[David Eppstein]
Ok, I think you're right, for this sort of thing heapq is better. One could extend my priorityDictionary code to limit memory like this but it would be unnecessary work when the extra features it has over heapq are not used for this sort of algorithm.
I don't believe memory usage was an issue here. Take a look at the code again (comments removed): """ q = priorityDictionary() for dummy in xrange(N): q[Person(-1)] = -1 for person in people: if person.income > q.smallest().income: del q[q.smallest()] q[person] = person.income """ q starts with N entries. Each trip around the loop either leaves the q contents alone, or both removes and adds an entry. So the size of the dict is a loop invariant, len(q) == N. In the cases where it does remove an entry, it always removes the smallest entry, and the entry being added is strictly larger than that, so calling q.smallest() at the start of the next loop trip finds the just-deleted smallest entry still in self.__heap[0], and removes it. So the internal list may grow to N+1 entries immediately following del q[q.smallest()] but by the time we get to that line again it should be back to N entries again. The reasons I found heapq easier to live with in this specific app had more to do with the subtleties involved in sidestepping potential problems with __hash__, __cmp__, and the speed of tuple comparison when the first tuple elements tie. heapq also supplies a "remove current smallest and replace with a new value" primitive, which happens to be just right for this app (that isn't an accident <wink>): """ dummy = Person(-1) q = [dummy] * N for person in people: if person > q[0]: heapq.heapreplace(q, person) """
On the other hand, if you really want to find the n best items in a data stream large enough that you care about using only space O(n), it might also be preferable to take constant amortized time per item rather than the O(log n) that heapq would use,
In practice, it's usually much faster than that. Over time, it gets rarer and rarer for person > q[0] to be true (the new person has to be larger than the N-th largest seen so far, and that bar gets raised whenever a new person manages to hurdle it), and the vast majority of sequence elements are disposed with via that single Python statement (the ">" test fails, and we move on to the next element with no heap operations). In the simplest case, if N==1, the incoming data is randomly ordered, and the incoming sequence has M elements, the if-test is true (on average) only ln(M) times (the expected number of left-to-right maxima). The order statistics get more complicated as N increases, of course, but in practice it remains very fast, and doing a heapreplace() on every incoming item is the worst case (achieved if the items come in sorted order; the best case is when they come in reverse-sorted order, in which case min(M, N) heapreplace() operations are done).
and it's not very difficult nor does it require any fancy data structures.
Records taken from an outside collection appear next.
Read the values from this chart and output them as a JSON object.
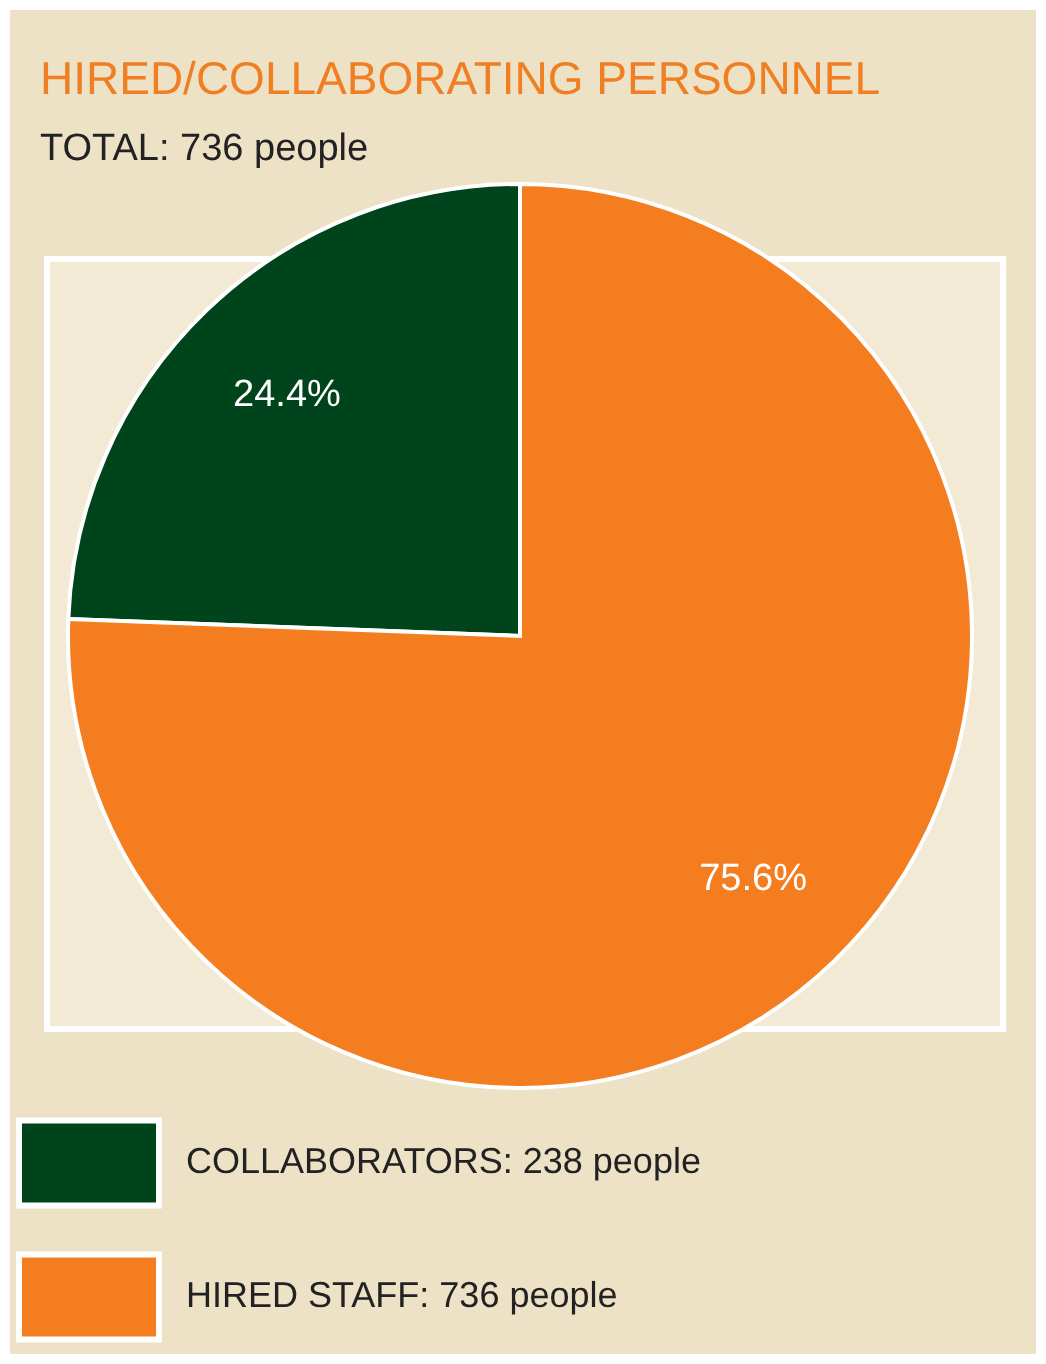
{
  "chart_data": {
    "type": "pie",
    "title": "HIRED/COLLABORATING PERSONNEL",
    "subtitle": "TOTAL: 736 people",
    "categories": [
      "COLLABORATORS: 238 people",
      "HIRED STAFF: 736 people"
    ],
    "values": [
      24.4,
      75.6
    ],
    "colors": [
      "#00441c",
      "#f47d20"
    ],
    "value_labels": [
      "24.4%",
      "75.6%"
    ],
    "legend": "bottom left"
  }
}
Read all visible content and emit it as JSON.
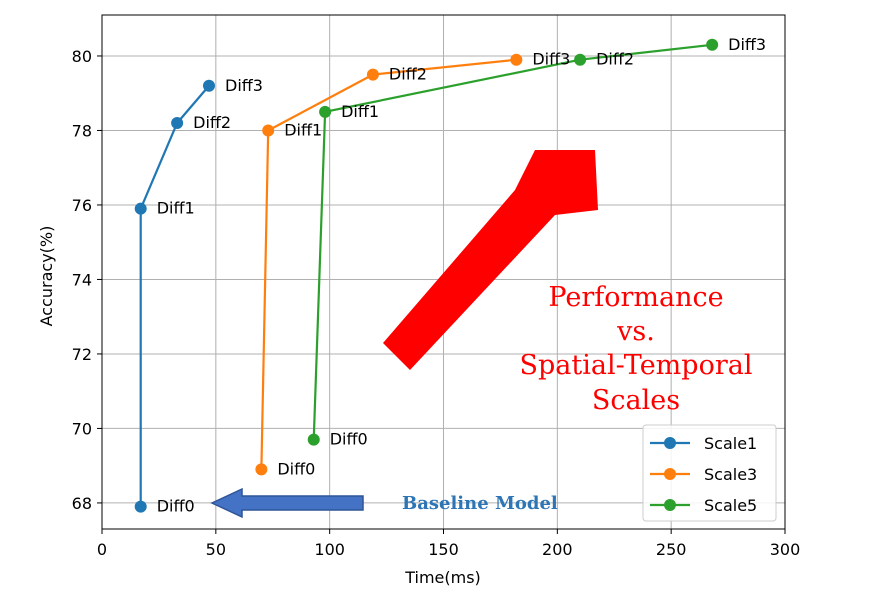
{
  "chart_data": {
    "type": "line",
    "xlabel": "Time(ms)",
    "ylabel": "Accuracy(%)",
    "xlim": [
      0,
      300
    ],
    "ylim": [
      67.3,
      81.1
    ],
    "xticks": [
      0,
      50,
      100,
      150,
      200,
      250,
      300
    ],
    "yticks": [
      68,
      70,
      72,
      74,
      76,
      78,
      80
    ],
    "grid": true,
    "legend_position": "lower-right",
    "series": [
      {
        "name": "Scale1",
        "color": "#1f77b4",
        "points": [
          {
            "x": 17,
            "y": 67.9,
            "label": "Diff0"
          },
          {
            "x": 17,
            "y": 75.9,
            "label": "Diff1"
          },
          {
            "x": 33,
            "y": 78.2,
            "label": "Diff2"
          },
          {
            "x": 47,
            "y": 79.2,
            "label": "Diff3"
          }
        ]
      },
      {
        "name": "Scale3",
        "color": "#ff7f0e",
        "points": [
          {
            "x": 70,
            "y": 68.9,
            "label": "Diff0"
          },
          {
            "x": 73,
            "y": 78.0,
            "label": "Diff1"
          },
          {
            "x": 119,
            "y": 79.5,
            "label": "Diff2"
          },
          {
            "x": 182,
            "y": 79.9,
            "label": "Diff3"
          }
        ]
      },
      {
        "name": "Scale5",
        "color": "#2ca02c",
        "points": [
          {
            "x": 93,
            "y": 69.7,
            "label": "Diff0"
          },
          {
            "x": 98,
            "y": 78.5,
            "label": "Diff1"
          },
          {
            "x": 210,
            "y": 79.9,
            "label": "Diff2"
          },
          {
            "x": 268,
            "y": 80.3,
            "label": "Diff3"
          }
        ]
      }
    ],
    "annotations": {
      "performance_lines": [
        "Performance",
        "vs.",
        "Spatial-Temporal",
        "Scales"
      ],
      "performance_color": "#ff0000",
      "baseline_text": "Baseline Model",
      "baseline_color": "#2e75b6"
    }
  }
}
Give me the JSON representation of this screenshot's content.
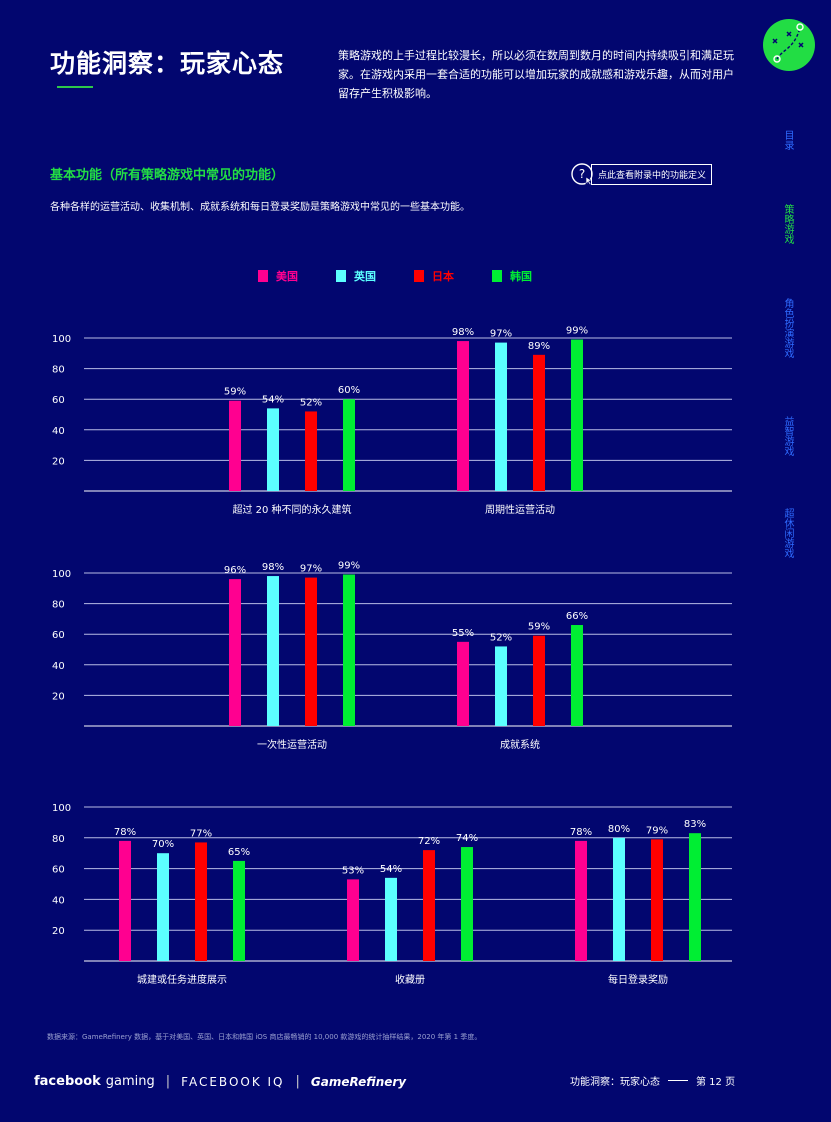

Some time back I needed some Java code for this, haven't had an excuse to port it to Python. In case anyone's interested, it's online at http://www.ics.uci.edu/~eppstein/161/KBest.java. Looking at it now, it seems more complicated than it needs to be, but maybe that's just the effect of writing in Java instead of Python (I've seen an example of a three-page Java implementation of an algorithm in a textbook that could easily be done in a dozen Python lines).
Cool! I understood the thrust but not the details -- and I agree Java must be making it harder than it should be <wink>.
In python, this could be done without randomization as simply as
def addToNBest(L,x,N): L.append(x) if len(L) > 2*N: L.sort() del L[N:]
It's not constant amortized time due to the sort, but that's probably more than made up for due to the speed of compiled sort versus interpreted randomized pivot.
I'll attach a little timing script. addToNBest is done inline there, some low-level tricks were played to speed it, and it was changed to be a max N-best instead of a min N-best. Note that the list sort in 2.3 has a real advantage over Pythons before 2.3 here, because it recognizes (in linear time) that the first half of the list is already in sorted order (on the second & subsequent sorts), and leaves it alone until a final merge step with the other half of the array. The relative speed (compared to the heapq code) varies under 2.3, seeming to depend mostly on M/N. The test case is set up to find the 1000 largest of a million random floats. In that case the sorting method takes about 3.4x longer than the heapq approach. As N gets closer to M, the sorting method eventually wins; when M and N are both a million, the sorting method is 10x faster. For most N-best apps, M is much smaller than N, and the heapq code should be quicker unless the data is already in order.